With the model fit in both ubms
and JAGS
, I
compared the fixed effect parameter point estimates and uncertainty
intervals visually.
#Data frame of JAGS parameter estimates and UIs
jags_sum <- jags_fit$summary
beta_jags <- as.data.frame(jags_sum[1:5,c(1,3,7)])
names(beta_jags) <- c("mean","lower","upper")
beta_jags$source <- "JAGS"
#Data frame of ubms parameter estimates and UIs
ubms_sum <- summary(ubms_fit, "state")
beta_ubms <- rbind(summary(ubms_fit, "state")[,c(1,4,8)],
summary(ubms_fit, "det")[,c(1,4,8)])
beta_ubms <- beta_ubms[c(1:2,4:5,3),]
names(beta_ubms) <- c("mean","lower","upper")
beta_ubms$source <- "ubms"
#Data frame of true parameter values
beta_truth <- data.frame(mean=c(beta, sigma), lower=NA, upper=NA, source="Truth")
#Bind together
beta_plot <- rbind(beta_jags, beta_ubms, beta_truth)
beta_plot$Parameter <- rep(rownames(beta_jags), 3)
#Plot
library(ggplot2)
dodge <- position_dodge(0.4)
ggplot(data=beta_plot, aes(x=Parameter, y=mean, col=source)) +
geom_errorbar(aes(ymin=lower, ymax=upper), position=dodge) +
geom_point(position=dodge, size=3) +
labs(x='Parameter',y='Value', col='Source') +
theme_bw() +
theme(panel.grid.major=element_blank(), panel.grid.minor=element_blank(),
axis.text=element_text(size=12), axis.title=element_text(size=14),
legend.text=element_text(size=12), legend.title=element_text(size=14))

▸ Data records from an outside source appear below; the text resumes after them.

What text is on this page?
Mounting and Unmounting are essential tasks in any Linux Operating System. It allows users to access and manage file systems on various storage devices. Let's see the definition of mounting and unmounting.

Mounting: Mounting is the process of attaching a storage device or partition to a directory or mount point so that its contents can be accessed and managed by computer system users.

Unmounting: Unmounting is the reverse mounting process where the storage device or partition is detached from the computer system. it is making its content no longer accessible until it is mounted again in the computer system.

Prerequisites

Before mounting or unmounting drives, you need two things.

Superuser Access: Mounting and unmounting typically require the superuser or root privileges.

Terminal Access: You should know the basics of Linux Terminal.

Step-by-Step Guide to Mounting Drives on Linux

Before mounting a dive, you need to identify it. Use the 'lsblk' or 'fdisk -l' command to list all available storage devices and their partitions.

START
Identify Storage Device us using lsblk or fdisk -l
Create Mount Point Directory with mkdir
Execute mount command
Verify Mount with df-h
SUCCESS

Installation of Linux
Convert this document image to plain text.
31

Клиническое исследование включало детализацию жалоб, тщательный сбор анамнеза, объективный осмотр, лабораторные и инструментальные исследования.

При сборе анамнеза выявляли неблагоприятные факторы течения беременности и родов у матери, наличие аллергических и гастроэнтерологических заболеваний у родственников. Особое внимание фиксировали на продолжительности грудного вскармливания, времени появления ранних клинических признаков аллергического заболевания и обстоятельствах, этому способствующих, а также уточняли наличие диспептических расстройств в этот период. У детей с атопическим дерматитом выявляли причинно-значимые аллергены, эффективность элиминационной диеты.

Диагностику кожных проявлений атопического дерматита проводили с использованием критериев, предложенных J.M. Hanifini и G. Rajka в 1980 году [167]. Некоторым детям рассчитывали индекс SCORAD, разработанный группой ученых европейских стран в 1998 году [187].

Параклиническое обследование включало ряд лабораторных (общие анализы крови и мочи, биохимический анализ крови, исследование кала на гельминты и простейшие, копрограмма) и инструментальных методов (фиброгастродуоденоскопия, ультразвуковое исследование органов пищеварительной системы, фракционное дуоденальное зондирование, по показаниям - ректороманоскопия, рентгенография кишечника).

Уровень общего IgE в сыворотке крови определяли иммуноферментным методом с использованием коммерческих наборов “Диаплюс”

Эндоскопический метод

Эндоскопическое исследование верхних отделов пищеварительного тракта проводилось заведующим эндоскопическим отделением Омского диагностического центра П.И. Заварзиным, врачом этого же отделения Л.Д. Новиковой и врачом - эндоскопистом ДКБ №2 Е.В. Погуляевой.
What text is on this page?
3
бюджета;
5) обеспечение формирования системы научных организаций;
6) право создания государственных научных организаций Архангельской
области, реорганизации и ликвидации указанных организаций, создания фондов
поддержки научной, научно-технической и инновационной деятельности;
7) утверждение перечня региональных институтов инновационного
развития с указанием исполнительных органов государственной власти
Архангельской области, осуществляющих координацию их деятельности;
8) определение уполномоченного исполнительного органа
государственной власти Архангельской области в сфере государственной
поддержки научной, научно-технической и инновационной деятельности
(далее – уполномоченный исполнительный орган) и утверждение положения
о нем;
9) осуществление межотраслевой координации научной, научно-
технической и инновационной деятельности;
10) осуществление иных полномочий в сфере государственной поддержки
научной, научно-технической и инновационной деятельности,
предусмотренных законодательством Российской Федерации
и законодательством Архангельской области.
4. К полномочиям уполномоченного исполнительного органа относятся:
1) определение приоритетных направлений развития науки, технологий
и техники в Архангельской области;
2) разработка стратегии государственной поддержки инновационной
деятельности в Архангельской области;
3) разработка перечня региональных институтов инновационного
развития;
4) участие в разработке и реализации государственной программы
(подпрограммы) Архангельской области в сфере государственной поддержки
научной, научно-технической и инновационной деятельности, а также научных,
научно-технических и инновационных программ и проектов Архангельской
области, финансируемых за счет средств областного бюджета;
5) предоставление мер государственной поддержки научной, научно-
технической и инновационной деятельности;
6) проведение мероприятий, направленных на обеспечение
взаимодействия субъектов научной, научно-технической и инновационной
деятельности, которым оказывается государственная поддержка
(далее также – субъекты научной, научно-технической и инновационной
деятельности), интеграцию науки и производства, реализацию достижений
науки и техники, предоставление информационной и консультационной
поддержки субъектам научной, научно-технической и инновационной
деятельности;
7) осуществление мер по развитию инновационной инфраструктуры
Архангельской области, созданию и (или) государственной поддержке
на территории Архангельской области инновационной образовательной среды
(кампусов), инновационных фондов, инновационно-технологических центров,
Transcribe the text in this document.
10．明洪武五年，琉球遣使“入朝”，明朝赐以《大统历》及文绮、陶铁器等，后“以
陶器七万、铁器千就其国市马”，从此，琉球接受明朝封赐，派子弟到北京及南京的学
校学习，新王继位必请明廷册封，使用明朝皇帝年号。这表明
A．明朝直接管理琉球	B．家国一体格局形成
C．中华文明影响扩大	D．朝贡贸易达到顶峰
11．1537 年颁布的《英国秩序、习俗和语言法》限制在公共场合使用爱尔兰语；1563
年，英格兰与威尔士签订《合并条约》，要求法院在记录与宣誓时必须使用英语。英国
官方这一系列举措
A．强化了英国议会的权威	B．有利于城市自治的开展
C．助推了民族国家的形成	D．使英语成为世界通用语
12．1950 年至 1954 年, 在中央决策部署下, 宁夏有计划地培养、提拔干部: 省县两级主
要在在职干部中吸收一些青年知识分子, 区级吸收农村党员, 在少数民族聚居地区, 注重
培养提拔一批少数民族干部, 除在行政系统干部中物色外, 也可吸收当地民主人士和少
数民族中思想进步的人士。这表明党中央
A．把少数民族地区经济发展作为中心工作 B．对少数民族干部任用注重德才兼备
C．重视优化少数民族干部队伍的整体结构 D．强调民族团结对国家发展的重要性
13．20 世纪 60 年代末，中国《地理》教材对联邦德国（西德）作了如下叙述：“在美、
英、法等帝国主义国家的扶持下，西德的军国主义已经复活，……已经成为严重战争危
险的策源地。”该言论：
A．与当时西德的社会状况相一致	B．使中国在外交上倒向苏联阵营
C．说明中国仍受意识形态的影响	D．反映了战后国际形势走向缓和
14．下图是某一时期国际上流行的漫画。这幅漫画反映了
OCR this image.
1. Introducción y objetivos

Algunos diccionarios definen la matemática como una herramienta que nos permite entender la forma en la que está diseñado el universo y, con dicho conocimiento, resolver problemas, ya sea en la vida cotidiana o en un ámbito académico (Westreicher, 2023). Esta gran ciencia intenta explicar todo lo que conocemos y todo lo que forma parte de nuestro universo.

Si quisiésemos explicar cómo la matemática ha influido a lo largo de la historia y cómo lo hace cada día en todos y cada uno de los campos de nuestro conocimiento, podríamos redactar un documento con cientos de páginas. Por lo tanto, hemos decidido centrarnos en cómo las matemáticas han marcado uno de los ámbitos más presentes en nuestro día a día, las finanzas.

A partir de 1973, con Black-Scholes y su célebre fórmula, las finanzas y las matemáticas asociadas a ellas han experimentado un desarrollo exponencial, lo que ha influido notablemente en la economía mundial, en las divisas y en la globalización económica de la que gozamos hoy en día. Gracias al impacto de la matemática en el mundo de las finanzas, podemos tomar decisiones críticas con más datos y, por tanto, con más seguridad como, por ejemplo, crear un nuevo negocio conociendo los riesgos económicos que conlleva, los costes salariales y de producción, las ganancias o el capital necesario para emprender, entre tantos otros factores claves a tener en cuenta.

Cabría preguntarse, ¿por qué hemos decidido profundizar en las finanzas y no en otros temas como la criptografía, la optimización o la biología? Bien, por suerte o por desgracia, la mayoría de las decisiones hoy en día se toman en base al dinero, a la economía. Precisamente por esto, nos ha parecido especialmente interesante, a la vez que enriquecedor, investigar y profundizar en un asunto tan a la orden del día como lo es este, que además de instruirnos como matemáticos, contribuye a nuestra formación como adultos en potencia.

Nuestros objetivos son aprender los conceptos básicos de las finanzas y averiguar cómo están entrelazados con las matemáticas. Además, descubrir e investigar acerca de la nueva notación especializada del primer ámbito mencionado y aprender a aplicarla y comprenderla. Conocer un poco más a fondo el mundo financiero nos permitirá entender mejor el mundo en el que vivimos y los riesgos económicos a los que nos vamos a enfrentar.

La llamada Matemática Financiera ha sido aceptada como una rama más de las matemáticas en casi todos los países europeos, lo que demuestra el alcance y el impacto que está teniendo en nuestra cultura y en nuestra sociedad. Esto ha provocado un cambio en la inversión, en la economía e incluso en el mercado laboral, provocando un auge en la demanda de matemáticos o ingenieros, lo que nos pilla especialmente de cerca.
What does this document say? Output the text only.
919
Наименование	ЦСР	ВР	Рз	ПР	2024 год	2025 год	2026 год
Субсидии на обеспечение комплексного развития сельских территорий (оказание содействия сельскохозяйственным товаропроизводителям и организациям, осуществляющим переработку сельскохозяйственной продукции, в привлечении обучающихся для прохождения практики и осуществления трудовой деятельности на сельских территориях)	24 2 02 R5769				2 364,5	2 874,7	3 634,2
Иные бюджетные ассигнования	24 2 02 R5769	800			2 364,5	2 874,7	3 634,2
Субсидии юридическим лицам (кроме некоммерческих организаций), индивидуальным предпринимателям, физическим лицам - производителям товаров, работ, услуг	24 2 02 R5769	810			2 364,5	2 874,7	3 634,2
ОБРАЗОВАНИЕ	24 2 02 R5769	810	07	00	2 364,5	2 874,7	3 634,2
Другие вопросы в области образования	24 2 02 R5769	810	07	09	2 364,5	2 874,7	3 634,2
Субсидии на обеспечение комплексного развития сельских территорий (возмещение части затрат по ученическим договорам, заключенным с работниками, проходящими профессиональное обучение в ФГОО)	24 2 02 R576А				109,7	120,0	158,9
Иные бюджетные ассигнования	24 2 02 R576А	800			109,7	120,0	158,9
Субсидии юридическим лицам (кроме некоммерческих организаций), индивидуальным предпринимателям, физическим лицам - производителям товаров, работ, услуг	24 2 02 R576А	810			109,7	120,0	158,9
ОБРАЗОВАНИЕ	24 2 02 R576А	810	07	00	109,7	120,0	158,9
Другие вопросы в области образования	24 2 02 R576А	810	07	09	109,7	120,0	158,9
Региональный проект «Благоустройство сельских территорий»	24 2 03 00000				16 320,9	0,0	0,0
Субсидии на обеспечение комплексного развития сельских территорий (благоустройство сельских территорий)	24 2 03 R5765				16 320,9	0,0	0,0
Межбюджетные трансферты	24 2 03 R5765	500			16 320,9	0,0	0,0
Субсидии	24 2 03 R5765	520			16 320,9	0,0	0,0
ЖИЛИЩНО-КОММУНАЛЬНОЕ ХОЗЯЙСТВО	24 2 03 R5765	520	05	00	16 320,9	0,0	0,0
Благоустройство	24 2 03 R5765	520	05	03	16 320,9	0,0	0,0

Fixed-effects parameter estimates are very similar between
ubms
and JAGS
, as are the uncertainty
intervals. In both cases the intervals overlap the true parameter
values.
Finally, I did the same for the random effect estimates. The
ranef
method extracts random effects terms from a fitted
ubms
model. Although we specified the random effect in
ubms
as an “effects” parameterization, ranef
automatically adds the random effect to the intercept term to get the
complete random intercept at the group level. The group-level random
intercepts in JAGS are parameter "gint"
.
#Get random effect estimates from ubms
re_ubms <- ranef(ubms_fit, "state", summary=TRUE)[[1]][[1]][,c(1,3,4)]
re_ubms$source <- "ubms"
#Get random effects estimates from JAGS
re_jags <- as.data.frame(jags_sum[grepl("gint", rownames(jags_sum)),c("mean","2.5%","97.5%")])
re_jags$source <- "JAGS"
names(re_jags) <- names(re_ubms)
#Get truth
truth <- data.frame(Estimate=re, `2.5%`=NA, `97.5%`=NA, source="Truth", check.names=FALSE)
#Combine
plot_dat <- rbind(re_ubms, re_jags, truth)
plot_dat$group <- rep(letters[1:26], 3)
levels(plot_dat$source) <- c("Truth","JAGS","ubms")
library(ggplot2)
dodge <- position_dodge(0.4)
#Plot a subset of random effects
plot_dat_sub <- plot_dat[plot_dat$group %in% letters[1:6],]
ggplot(data=plot_dat_sub, aes(x=group, y=Estimate, col=source)) +
geom_errorbar(aes(ymin=`2.5%`, ymax=`97.5%`), position=dodge) +
geom_point(position=dodge, size=3) +
labs(x='Group',y='Random effect value', col='Source') +
theme_bw() +
theme(panel.grid.major=element_blank(), panel.grid.minor=element_blank(),
axis.text=element_text(size=12), axis.title=element_text(size=14),
legend.text=element_text(size=12), legend.title=element_text(size=14))
As with the fixed effects, the estimated random intercepts are very similar between the two methods. Success!